简体   繁体   中英

python zlib produces a -3 error when inflating data through a Decompress() object

I have created a decoder to essentially parse, decompress and extract a single file from a zlib encoded file downloaded through a urllib2 file-like object. The idea is to utilize as little memory and disk space as possible, so I am using a reader / writer pattern with the "decoder" in the middle to uncompress the data coming from urllib2, feed it into a cpio subprocess and finally write the file data to disk:

with closing(builder.open()) as reader:
    with open(component, "w+b") as writer:
         decoder = Decoder()

         while True:
             data = reader.read(10240)
             if len(data) == 0:
                 break

             writer.write(decoder.decode(data))

        final = decoder.flush()
        if final is not None:
            writer.write(final)

        writer.flush()

The decoder is pretty simple too:

class Decoder(object):
    def __init__(self):
        self.__zcat = zlib.decompressobj()
        # cpio initialisation

    def decode(self, data_in):
        return self.__consume(self.__zcat.decompress(data_in))

    def __consume(self, zcat_data_in):
        # cpio operations
        return data_out

    def flush(self):
        return self.__consume(self.__zcat.flush())

I am seeing an error before anything is even passed to the cpio pipe, so I felt omitting it here was sensible for clarity.

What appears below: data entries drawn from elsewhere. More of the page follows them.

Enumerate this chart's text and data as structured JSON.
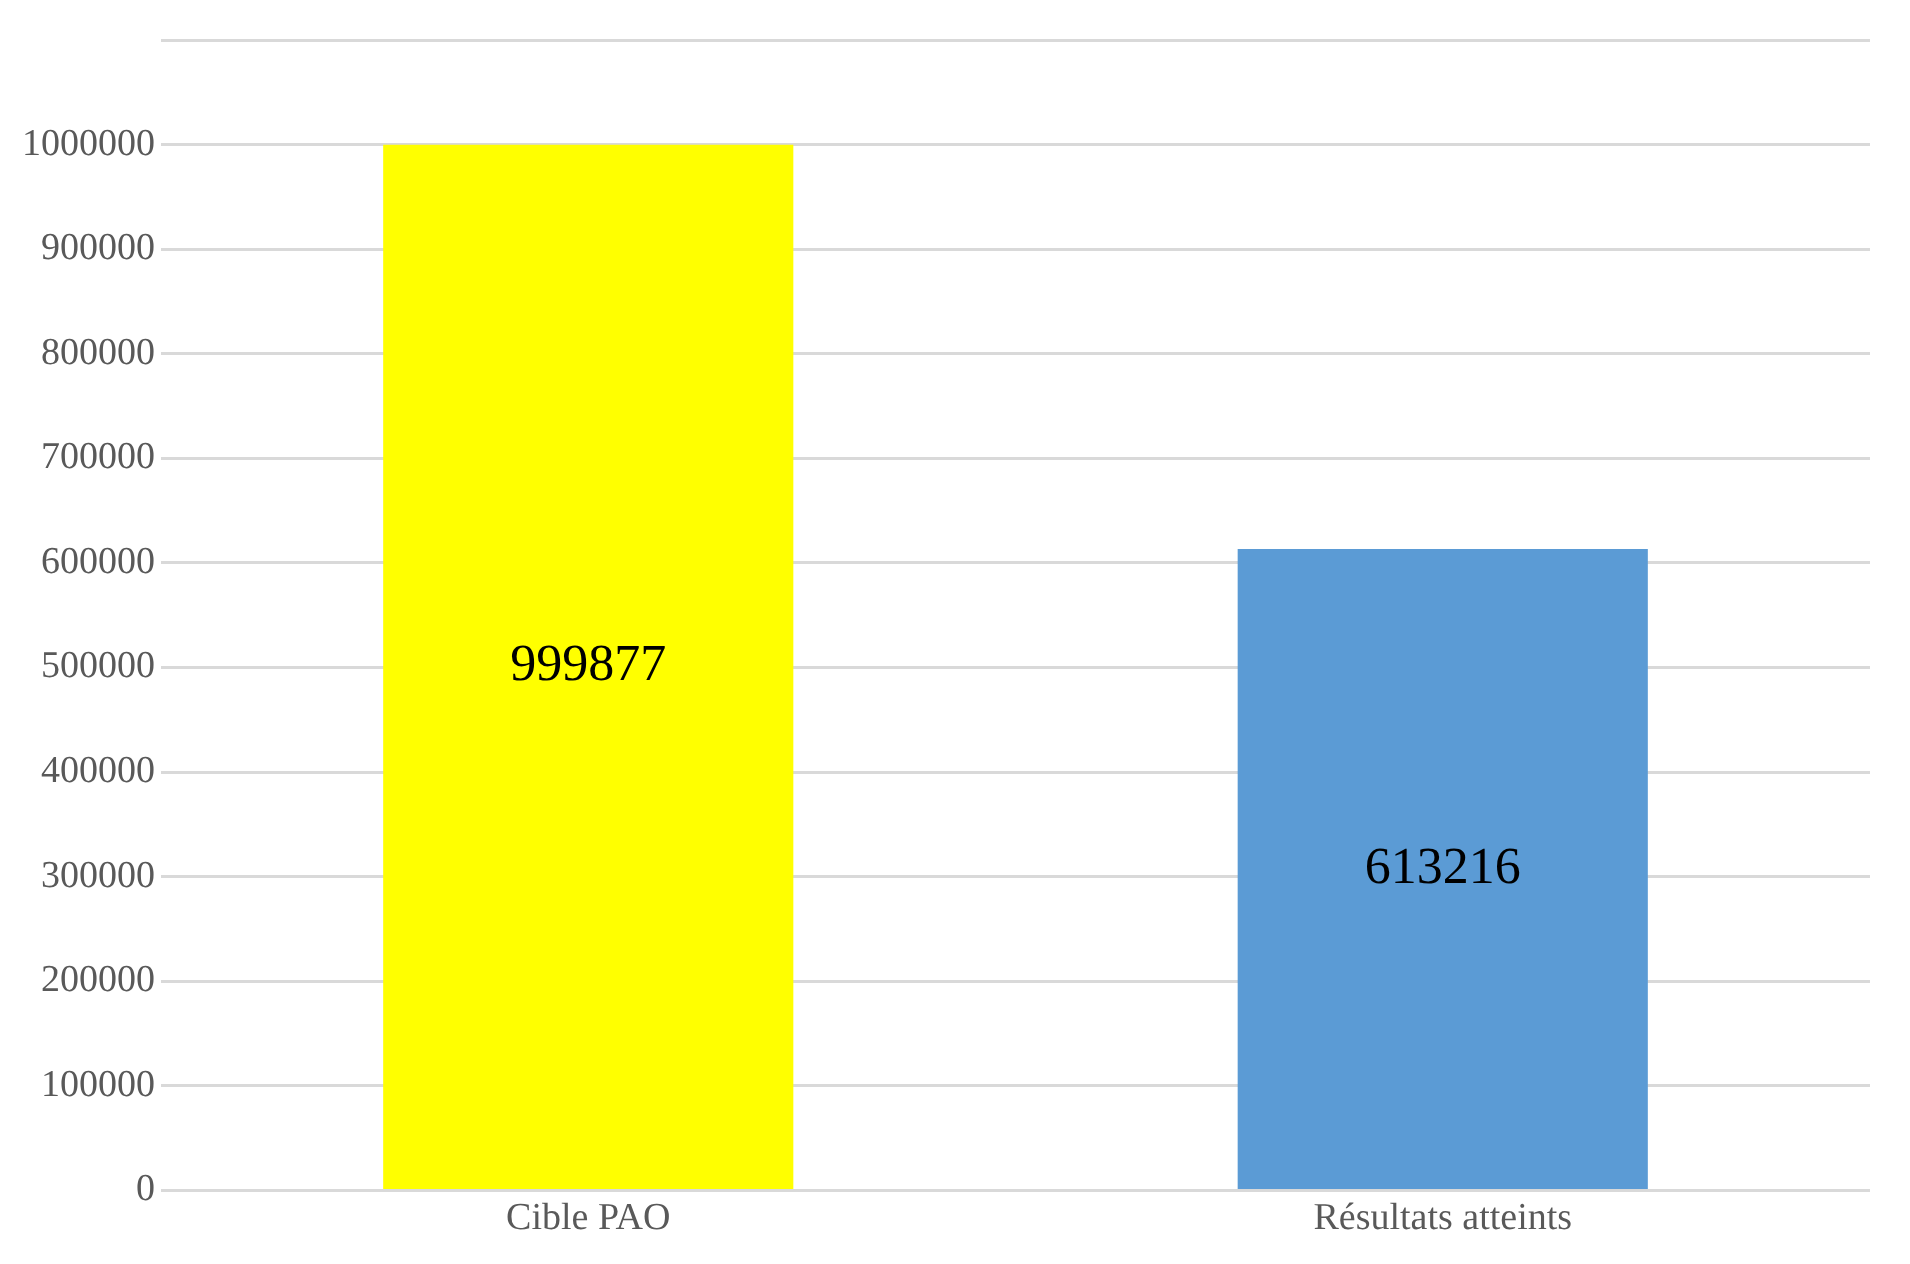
{
  "chart_data": {
    "type": "bar",
    "categories": [
      "Cible PAO",
      "Résultats atteints"
    ],
    "values": [
      999877,
      613216
    ],
    "colors": [
      "#ffff00",
      "#5b9bd5"
    ],
    "ylim": [
      0,
      1100000
    ],
    "yticks": [
      0,
      100000,
      200000,
      300000,
      400000,
      500000,
      600000,
      700000,
      800000,
      900000,
      1000000,
      {
        "value": 1100000,
        "label": null
      }
    ],
    "grid": "y",
    "data_labels": true
  }
}
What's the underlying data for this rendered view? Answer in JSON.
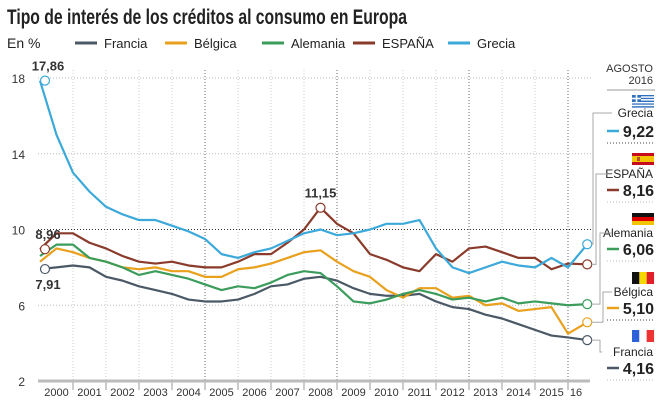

The interesting thing, is that to verify the data could in fact be uncompressed by zlib, I wrote the raw data data_in being passed to decode() to stdout:

def decode(self, data_in):
    sys.stdout.write(data_in)
    return self.__consume(self.__zcat.decompress(data_in))

Then ran:

$ bin/myprog.py 2>/dev/null | zcat - | file -
/dev/stdin: cpio archive

As you can see, zcat was quite happy about the data it was given on stdin and the resultant file is a cpio archive. But the zlib decompress method is reporting:

error: Error -3 while decompressing: incorrect header check

\\x1f\\x9d are the first two bytes of the old Unix compress format. zlib can't help you decompress it. gzip can decompress it just to be compatible with the old compress utility.

You can pull the code from pigz for decompressing that format and use it directly.